Cows Used for Dairy
More than 9.3 million cows were used to produce milk in the United States in 2008, and more than 2.5 million dairy cows were slaughtered for meat. Cows used by the dairy industry are intensively confined, continually impregnated, and bred for high milk production with little concern for their well-being. Far from being the “happy cows” the industry makes them out to be, these typically playful, nurturing animals endure immense suffering on factory farms.
- Like all mammals, dairy cows must be impregnated in order to produce milk. Cows in the dairy industry spend their lives in a constant cycle of impregnation, birth, and milking with just a few short months of rest between pregnancies.
- Nearly all cows used for dairy in the U.S. are eventually slaughtered for human consumption. At an average of less than 5 years of age, exhausted cows are considered “spent” and sent to slaughter, and millions of them are eaten by Americans as hamburger. In a natural setting, a cow can live more than 20 years.

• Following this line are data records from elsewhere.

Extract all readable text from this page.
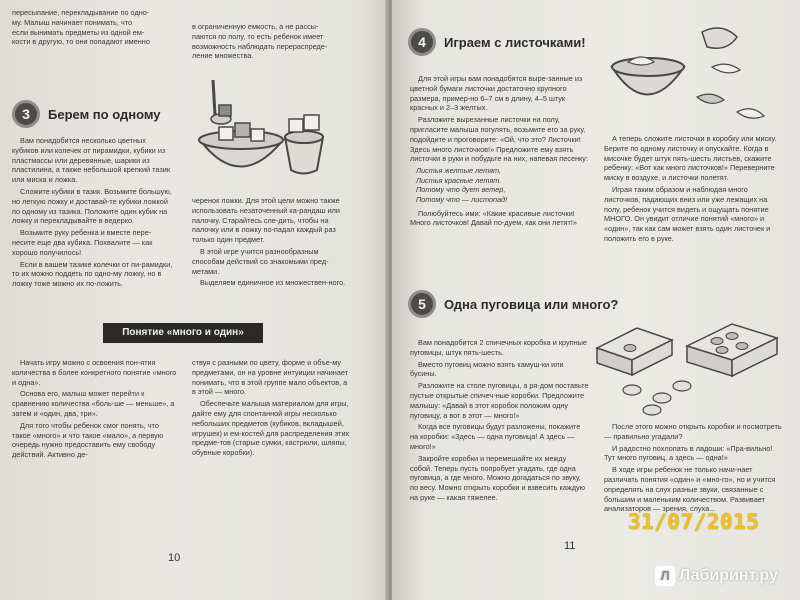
пересыпание, перекладывание по одно-
му. Малыш начинает понимать, что
если вынимать предметы из одной ем-
кости в другую, то они попадают именно
в ограниченную емкость, а не рассы-
паются по полу, то есть ребенок имеет
возможность наблюдать перераспреде-
ление множества.
3	Берем по одному

Вам понадобится несколько цветных кубиков или колечек от пирамидки, кубики из пластмассы или деревянные, шарики из пластилина, а также небольшой крепкий тазик или миска и ложка.

Сложите кубики в тазик. Возьмите большую, но легкую ложку и доставай-те кубики ложкой по одному из тазика. Положите один кубик на ложку и перекладывайте в ведерко.

Возьмите руку ребенка и вместе пере-несите еще два кубика. Похвалите — как хорошо получилось!

Если в вашем тазике колечки от пи-рамидки, то их можно поддеть по одно-му ложку, но в ложку тоже можно их по-ложить.

черенок ложки. Для этой цели можно также использовать незаточенный ка-рандаш или палочку. Старайтесь сле-дить, чтобы на палочку или в ложку по-падал каждый раз только один предмет.

В этой игре учится разнообразным способам действий со знакомыми пред-метами.

Выделяем единичное из множествен-ного.

Понятие «много и один»

Начать игру можно с освоения пон-ятия количества в более конкретного понятие «много и одна».

Основа его, малыш может перейти к сравнению количества «боль-ше — меньше», а затем и «один, два, три».

Для того чтобы ребенок смог понять, что такое «много» и что такое «мало», а первую очередь нужно предоставить ему свободу действий. Активно де-

ствуя с разными по цвету, форме и объе-му предметами, он на уровне интуиции начинает понимать, что в этой группе мало объектов, а в этой — много.

Обеспечьте малыша материалом для игры, дайте ему для спонтанной игры несколько небольших предметов (кубиков, вкладышей, игрушек) и ем-костей для распределения этих предме-тов (старые сумки, кастрюли, шляпы, обувные коробки).

10
4	Играем с листочками!

Для этой игры вам понадобятся выре-занные из цветной бумаги листочки достаточно крупного размера, пример-но 6–7 см в длину, 4–5 штук красных и 2–3 желтых.

Разложите вырезанные листочки на полу, пригласите малыша погулять, возьмите его за руку, подойдите и проговорите: «Ой, что это? Листочки! Здесь много листочков!» Предложите ему взять листочки в руки и побудьте на них, напевая песенку:

Листья желтые летят,
Листья красные летят.
Потому что дует ветер,
Потому что — листопад!

Полюбуйтесь ими: «Какие красивые листочки! Много листочков! Давай по-дуем, как они летят!»

А теперь сложите листочки в коробку или миску. Берите по одному листочку и опускайте. Когда в мисочке будет штук пять-шесть листьев, скажите ребенку: «Вот как много листочков!» Переверните миску в воздухе, и листочки полетят.

Играя таким образом и наблюдая много листочков, падающих вниз или уже лежащих на полу, ребенок учится видеть и ощущать понятие МНОГО. Он увидит отличие понятий «много» и «один», так как сам может взять один листочек и положить его в руке.

5	Одна пуговица или много?

Вам понадобится 2 спичечных коробка и крупные пуговицы, штук пять-шесть.

Вместо пуговиц можно взять камуш-ки или бусины.

Разложите на столе пуговицы, а ря-дом поставьте пустые открытые спичеч-ные коробки. Предложите малышу: «Давай в этот коробок положим одну пуговицу, а вот в этот — много!»

Когда все пуговицы будут разложены, покажите на коробки: «Здесь — одна пуговица! А здесь — много!»

Закройте коробки и перемешайте их между собой. Теперь пусть попробует угадать, где одна пуговица, а где много. Можно догадаться по звуку, по весу. Можно открыть коробки и взвесить каждую на руке — какая тяжелее.

После этого можно открыть коробки и посмотреть — правильно угадали?

И радостно похлопать в ладоши: «Пра-вильно! Тут много пуговиц, а здесь — одна!»

В ходе игры ребенок не только начи-нает различать понятия «один» и «мно-го», но и учится определять на слух разные звуки, связанные с большим и маленьким количеством. Развивает анализаторов — зрения, слуха...

11
31/07/2015
Л Лабиринт.ру
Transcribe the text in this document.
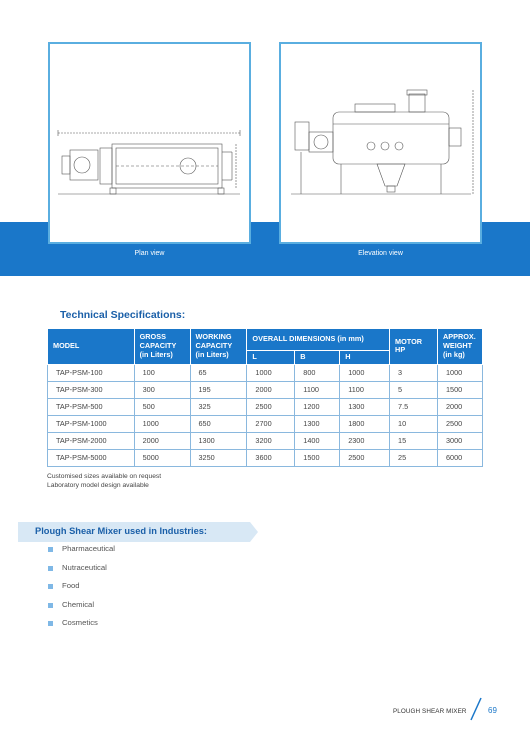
Plan view	Elevation view
Technical Specifications:
MODEL	GROSS CAPACITY (in Liters)	WORKING CAPACITY (in Liters)	OVERALL DIMENSIONS (in mm)			MOTOR HP	APPROX. WEIGHT (in kg)
			L	B	H		
TAP-PSM-100	100	65	1000	800	1000	3	1000
TAP-PSM-300	300	195	2000	1100	1100	5	1500
TAP-PSM-500	500	325	2500	1200	1300	7.5	2000
TAP-PSM-1000	1000	650	2700	1300	1800	10	2500
TAP-PSM-2000	2000	1300	3200	1400	2300	15	3000
TAP-PSM-5000	5000	3250	3600	1500	2500	25	6000
Customised sizes available on request
Laboratory model design available
Plough Shear Mixer used in Industries:
Pharmaceutical
Nutraceutical
Food
Chemical
Cosmetics
PLOUGH SHEAR MIXER	69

- Usually just within hours of birth, calves are taken away from their mothers. Calves can become so distressed from separation that they become sick, lose weight from not eating, and cry so much that their throats become raw.
- Because male calves will not grow up to produce milk, they are considered of little value to the dairy farmer and are sold for meat. Millions of these calves are taken away to be raised for beef. Hundreds of thousands of other male calves born into the dairy industry are raised for veal. Many people consider veal to be cruel, but they don’t realize that veal production is a product of the dairy industry.
- In the vast majority of dairy operations in the U.S., cows spend their lives indoors, typically on hard, abrasive concrete floors, frequently connected to a milking apparatus.